Winners of Festival of Postgraduate Research 2015 announced
The winners of the Festival of Postgraduate Research 2015 have been announced.
During the Festival our University gets to showcase the best of its research student talent and this year the standard of entries was very high. Expert judges were extremely impressed by the breadth and quality of work on display and the knowledge and passion for research demonstrated by our presenters.
The prize winners were:
- The Graduate Dean's Prize for Best Poster 2015 - Ni Ni Moe Myint (Department of Cancer Studies and Molecular Medicine) for her poster "Blood: An Answer to Fighting Cancer" .
- Peer Review Prize winner - Sophie Whitehouse (School of Management) for her poster "From Vinyl to ‘Cloud Technology’: Highlighting the Visual Aspects of Music in a Digital Age".
- Leicester Mercury Media Prize winner - Katie Dexter (Department of Physics and Astronomy) for her poster "Magnetic Nanoparticles for Medical Applications" .
- Best Poster (College of Arts, Humanities and Law) winner - Emily Wilce (Department of the History of Art and Film) for her poster "Refashioning the Fallen: The Changing Depiction of the Fallen Woman in Victorian British Visual Culture" .
- Best Poster (College of Medicine, Biological Sciences, and Psychology) winner - Shane Hussey (Department of Genetics) for his poster "Pollution, Particulate Matter, and Pathogens: How Air Pollution is Affecting the Bacteria in Our Lungs".
- Best Poster (College of Science and Engineering) winner - Thomas Clements (Department of Geology) for his poster "Livers, Guts, and Gills: How Decay Profiles Control the Fossilisation Potential of Soft Tissues" .
- Best Poster (College of Social Science) winner - Haiyan Xu (School of Education) for her poster "Talk as a Mediation for Teacher Collaboration and Learning: Insights into Professional Collaboration in Lesson Study Contexts from a Chinese Perspective".
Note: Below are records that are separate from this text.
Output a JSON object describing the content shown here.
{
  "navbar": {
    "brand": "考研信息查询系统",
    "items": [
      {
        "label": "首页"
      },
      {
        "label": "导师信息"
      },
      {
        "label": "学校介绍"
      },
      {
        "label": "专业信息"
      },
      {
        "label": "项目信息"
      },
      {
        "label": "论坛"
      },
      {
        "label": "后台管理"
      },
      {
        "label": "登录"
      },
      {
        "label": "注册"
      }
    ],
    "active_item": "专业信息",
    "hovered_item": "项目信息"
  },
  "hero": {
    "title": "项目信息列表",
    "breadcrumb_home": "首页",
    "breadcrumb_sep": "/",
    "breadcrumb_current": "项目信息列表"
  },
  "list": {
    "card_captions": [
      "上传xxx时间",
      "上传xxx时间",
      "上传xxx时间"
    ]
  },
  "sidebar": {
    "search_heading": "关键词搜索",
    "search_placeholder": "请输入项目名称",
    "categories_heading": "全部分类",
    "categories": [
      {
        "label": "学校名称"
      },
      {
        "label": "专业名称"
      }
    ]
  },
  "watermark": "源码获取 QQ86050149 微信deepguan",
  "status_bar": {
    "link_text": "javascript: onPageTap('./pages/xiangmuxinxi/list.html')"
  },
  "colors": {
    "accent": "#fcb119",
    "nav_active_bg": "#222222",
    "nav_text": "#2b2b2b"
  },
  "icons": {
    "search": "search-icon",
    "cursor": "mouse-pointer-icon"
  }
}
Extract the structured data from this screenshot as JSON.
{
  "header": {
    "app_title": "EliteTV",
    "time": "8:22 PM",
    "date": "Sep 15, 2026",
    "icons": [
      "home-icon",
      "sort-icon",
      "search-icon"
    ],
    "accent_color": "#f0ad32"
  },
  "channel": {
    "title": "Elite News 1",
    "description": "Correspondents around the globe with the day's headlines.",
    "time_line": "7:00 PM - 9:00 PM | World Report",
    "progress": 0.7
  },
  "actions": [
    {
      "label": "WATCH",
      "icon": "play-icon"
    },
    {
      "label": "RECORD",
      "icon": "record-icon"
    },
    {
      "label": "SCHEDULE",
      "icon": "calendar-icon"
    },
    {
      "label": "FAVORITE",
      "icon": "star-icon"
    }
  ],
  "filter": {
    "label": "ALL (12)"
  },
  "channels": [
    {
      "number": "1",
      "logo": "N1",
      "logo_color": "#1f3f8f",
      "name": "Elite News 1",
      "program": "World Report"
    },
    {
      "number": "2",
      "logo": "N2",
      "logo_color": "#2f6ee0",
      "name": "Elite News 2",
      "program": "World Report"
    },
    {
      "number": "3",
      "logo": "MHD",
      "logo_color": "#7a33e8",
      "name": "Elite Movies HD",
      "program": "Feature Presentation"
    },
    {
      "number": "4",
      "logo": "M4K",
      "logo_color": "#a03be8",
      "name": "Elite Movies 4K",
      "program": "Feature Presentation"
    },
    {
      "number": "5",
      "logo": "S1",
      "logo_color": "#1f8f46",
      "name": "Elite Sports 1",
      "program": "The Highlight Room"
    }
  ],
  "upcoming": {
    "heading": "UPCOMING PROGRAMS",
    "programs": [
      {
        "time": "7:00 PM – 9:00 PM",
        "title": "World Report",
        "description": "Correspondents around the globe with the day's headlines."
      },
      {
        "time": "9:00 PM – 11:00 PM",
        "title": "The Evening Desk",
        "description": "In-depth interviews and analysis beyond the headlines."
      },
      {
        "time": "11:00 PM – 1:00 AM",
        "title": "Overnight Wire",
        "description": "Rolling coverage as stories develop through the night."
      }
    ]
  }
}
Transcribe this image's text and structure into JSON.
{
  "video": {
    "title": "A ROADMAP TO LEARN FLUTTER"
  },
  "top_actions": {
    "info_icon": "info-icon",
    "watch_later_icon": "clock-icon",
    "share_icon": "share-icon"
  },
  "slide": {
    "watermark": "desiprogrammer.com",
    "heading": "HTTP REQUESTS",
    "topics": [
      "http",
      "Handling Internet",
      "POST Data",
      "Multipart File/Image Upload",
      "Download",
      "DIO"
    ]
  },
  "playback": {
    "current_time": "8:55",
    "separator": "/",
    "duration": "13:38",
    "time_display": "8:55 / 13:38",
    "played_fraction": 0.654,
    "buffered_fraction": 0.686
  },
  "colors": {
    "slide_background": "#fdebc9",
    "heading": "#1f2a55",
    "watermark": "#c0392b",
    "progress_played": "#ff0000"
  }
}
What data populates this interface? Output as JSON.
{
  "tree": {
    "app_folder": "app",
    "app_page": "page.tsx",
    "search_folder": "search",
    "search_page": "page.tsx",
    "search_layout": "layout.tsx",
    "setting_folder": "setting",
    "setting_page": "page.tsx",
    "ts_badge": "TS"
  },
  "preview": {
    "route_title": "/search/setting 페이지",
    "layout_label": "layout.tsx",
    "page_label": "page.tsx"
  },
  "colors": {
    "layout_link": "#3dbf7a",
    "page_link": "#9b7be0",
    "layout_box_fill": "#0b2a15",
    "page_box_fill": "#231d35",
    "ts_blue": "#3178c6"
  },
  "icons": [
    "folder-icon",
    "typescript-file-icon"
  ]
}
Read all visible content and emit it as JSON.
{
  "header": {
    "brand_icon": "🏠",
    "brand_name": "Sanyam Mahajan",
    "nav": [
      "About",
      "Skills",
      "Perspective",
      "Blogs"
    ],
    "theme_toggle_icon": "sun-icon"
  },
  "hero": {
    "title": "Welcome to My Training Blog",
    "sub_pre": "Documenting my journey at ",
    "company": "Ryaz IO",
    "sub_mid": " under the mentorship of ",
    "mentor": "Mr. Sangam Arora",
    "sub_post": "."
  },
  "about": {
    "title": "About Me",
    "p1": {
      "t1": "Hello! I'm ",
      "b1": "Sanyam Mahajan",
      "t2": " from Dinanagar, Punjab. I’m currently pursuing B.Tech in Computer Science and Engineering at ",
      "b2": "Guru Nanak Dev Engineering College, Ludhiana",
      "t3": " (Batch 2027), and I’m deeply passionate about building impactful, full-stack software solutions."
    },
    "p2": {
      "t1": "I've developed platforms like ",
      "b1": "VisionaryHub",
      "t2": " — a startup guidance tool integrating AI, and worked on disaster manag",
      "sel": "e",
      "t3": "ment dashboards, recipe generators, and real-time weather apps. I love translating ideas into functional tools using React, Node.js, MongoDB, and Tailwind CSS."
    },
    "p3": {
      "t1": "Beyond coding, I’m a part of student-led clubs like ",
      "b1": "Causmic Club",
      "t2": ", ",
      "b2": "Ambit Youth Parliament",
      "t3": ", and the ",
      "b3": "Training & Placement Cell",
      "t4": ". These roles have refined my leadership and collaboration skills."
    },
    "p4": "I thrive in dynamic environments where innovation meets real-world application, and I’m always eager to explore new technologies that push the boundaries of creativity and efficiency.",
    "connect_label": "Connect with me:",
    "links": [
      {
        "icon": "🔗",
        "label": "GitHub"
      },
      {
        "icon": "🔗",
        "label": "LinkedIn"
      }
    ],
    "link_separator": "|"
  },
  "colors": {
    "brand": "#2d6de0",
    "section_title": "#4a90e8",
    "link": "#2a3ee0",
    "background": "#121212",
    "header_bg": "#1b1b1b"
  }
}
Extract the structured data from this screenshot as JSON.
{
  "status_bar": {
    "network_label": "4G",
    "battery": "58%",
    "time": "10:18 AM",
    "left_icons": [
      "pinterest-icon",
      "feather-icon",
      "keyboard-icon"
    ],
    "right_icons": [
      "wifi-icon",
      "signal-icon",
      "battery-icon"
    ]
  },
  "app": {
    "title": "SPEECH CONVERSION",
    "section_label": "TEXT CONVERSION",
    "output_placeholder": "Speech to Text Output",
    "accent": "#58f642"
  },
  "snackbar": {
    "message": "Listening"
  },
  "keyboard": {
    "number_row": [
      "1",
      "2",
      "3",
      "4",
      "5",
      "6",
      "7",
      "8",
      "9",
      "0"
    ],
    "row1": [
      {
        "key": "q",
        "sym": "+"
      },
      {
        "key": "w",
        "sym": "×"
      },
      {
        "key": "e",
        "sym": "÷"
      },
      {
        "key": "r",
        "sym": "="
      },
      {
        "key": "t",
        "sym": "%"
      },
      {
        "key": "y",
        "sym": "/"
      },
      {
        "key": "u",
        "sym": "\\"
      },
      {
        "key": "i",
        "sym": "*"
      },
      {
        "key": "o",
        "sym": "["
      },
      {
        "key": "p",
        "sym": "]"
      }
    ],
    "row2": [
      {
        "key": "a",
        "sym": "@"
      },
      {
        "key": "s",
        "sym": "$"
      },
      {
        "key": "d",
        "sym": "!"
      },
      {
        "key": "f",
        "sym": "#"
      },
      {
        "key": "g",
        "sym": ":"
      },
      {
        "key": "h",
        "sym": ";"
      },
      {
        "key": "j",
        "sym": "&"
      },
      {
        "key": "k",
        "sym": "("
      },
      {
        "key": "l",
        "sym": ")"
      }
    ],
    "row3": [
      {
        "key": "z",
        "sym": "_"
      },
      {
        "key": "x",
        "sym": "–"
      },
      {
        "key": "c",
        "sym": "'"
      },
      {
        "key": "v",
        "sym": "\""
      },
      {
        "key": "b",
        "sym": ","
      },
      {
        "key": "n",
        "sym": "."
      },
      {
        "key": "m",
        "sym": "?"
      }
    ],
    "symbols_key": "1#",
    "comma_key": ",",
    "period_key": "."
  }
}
- Best Poster (Distance Learning/Part-Time Research Students) winner - Margrethe Stuttaford (School of Modern Languages) for her poster "The Powerful Voice of the Silent Details in the British, Danish, and German Translations of Pippi Longstocking A Translational Stylistics Analysis" .
Also there to receive their prizes was Nawshin Dastagir, runner-up from the University's 3 Minute Thesis competition, and Shane Hussey (winner) and Joe Emmings (runner-up) in the PhDepictions competition.
The Festival concluded with a talk on the 'power of research' by Dr Jago Cooper, curator of the Americas at the British Museum, who has hosted a number of BBC programmes, and currently runs three projects all based in South and Central America.